She goes, ‘And it was like people actually hated me because of my weight, and that made me hate myself more, you know?’

I look down again, at the back of the guy’s feet in front of me, at the passport.

That guy in front – some tired Dutch dad – has got cotton wool in his right ear. He takes a step forward, touches his ear now, as if he heard me think it.

Three left ahead, then it’s my turn.

I fill the cotton wool guy’s space and the queue loses a name, changes shape, changes length, holds the order, holds the thing that makes it a queue.

I’ll take a stab at twenty.

Formerly fat-headed Scottish girl behind me is twenty.

Not easy with just a voice to go on.

Cotton-wool man is, what? Say, forty-four?

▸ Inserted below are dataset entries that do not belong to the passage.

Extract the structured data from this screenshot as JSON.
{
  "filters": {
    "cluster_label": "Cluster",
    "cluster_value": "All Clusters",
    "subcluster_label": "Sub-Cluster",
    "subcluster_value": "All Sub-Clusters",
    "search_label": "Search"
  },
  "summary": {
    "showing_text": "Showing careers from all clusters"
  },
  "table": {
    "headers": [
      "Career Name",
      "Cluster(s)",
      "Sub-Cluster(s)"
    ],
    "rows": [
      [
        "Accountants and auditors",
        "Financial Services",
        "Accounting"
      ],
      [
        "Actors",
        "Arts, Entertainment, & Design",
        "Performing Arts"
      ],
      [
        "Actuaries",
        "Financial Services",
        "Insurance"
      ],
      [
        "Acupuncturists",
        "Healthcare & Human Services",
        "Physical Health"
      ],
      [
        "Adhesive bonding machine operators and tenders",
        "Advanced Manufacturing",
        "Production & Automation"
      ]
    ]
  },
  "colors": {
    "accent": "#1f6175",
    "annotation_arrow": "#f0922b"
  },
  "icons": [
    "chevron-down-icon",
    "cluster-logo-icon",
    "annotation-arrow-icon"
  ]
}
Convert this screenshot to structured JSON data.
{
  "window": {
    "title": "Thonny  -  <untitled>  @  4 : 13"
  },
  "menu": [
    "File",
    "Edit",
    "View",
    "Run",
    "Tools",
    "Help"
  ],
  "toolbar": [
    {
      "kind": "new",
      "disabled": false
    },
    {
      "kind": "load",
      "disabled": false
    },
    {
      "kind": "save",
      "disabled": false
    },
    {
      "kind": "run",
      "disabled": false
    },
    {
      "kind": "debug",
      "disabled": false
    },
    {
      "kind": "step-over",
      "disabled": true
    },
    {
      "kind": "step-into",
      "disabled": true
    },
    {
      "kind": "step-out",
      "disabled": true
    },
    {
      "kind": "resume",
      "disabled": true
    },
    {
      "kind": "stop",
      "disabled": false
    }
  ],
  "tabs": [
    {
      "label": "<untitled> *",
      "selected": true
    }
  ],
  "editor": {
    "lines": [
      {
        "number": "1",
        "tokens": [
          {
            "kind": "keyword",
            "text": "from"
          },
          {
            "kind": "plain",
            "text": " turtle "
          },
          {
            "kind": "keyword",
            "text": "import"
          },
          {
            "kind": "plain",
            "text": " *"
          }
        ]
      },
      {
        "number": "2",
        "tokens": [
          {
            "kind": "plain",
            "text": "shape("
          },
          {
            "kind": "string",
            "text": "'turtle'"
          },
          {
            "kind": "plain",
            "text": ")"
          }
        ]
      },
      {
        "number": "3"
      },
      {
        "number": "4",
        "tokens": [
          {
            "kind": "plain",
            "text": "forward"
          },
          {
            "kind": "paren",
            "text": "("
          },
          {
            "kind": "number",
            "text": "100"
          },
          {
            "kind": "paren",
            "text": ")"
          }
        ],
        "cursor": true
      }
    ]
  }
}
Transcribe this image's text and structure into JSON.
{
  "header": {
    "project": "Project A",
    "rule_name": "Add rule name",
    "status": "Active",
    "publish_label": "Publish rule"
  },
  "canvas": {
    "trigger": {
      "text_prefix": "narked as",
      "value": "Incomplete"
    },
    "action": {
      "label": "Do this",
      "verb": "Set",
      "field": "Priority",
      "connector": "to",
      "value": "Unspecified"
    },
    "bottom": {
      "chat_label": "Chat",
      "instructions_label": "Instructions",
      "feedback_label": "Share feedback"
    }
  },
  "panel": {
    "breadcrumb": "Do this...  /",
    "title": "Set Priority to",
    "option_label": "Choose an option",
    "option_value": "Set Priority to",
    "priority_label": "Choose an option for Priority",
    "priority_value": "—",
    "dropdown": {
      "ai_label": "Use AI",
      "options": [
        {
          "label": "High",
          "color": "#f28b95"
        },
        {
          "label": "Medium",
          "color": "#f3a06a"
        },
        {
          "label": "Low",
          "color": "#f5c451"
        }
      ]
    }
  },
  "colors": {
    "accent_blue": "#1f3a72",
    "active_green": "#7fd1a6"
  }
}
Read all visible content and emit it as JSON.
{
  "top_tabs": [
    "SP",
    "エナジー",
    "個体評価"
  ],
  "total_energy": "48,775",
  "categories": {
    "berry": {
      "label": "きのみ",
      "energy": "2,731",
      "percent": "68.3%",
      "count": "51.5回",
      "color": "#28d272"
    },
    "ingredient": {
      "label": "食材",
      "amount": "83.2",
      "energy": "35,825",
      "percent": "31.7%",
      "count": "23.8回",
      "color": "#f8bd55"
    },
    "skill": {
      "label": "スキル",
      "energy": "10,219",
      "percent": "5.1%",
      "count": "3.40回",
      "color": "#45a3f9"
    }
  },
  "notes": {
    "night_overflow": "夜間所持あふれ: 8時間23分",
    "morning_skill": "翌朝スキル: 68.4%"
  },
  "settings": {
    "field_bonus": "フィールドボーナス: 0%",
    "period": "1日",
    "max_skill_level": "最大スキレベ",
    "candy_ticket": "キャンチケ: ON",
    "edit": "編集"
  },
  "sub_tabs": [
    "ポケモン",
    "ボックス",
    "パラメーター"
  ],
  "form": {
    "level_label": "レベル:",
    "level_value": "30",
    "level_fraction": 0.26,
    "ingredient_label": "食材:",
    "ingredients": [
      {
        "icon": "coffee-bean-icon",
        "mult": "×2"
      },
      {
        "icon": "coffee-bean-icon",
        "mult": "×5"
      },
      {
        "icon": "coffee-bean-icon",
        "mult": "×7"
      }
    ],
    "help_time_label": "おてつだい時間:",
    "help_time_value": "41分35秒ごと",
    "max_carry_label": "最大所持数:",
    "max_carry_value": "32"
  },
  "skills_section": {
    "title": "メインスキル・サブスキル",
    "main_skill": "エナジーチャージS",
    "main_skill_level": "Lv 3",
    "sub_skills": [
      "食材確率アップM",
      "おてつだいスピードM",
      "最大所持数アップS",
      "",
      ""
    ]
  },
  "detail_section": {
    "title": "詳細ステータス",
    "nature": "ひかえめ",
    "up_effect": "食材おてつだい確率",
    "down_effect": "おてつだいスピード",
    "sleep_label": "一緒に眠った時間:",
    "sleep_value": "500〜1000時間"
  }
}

And I’ve caught myself again, weighing up patterns and calculating vintage. And I’m so fed up pushing this stuff, this useless adding and subtracting, around my mind.

She goes, ‘I know Mia, right? You know the other Mia, right?’

The guy behind the glass looks up at me again.

Eye contact.

And I find myself suddenly dismantling my Mr-Average-in-the-Queue act and staring back.

Tick, tock.

And he stares too.

All right now … there’s going to be some sort of incident.

Tick tock, tick tock.

And his eyes shift to the face of the woman in front of him. He says something, shoves her passport back like change from a drug dealer.

The girl behind me goes, ‘I mean, how well would you say I know Mia, you know?

‘I mean my Mia would text me a thousand times a day, you know what I mean? Text my head, right? I mean you do know what I mean, right?’

Cotton wool guy rubs his neck and I see unwiped boke on the right arm of his shirt, the fresh baby that did it is just ahead of him in his wife’s arms.

‘I mean, you understand me when I say “Mia” – you know who our friend Mia is, right?’

Fuck’s sake, I can’t listen to anymore of this.

I need to get out of this queue.

‘I mean,’ she whispers, ‘B-U-L-E-Mia, right? Ana’s friend, right?’

Her conversation is for a clinic, for a support group, for a quiet night in, not for pissed-off people in a passport queue.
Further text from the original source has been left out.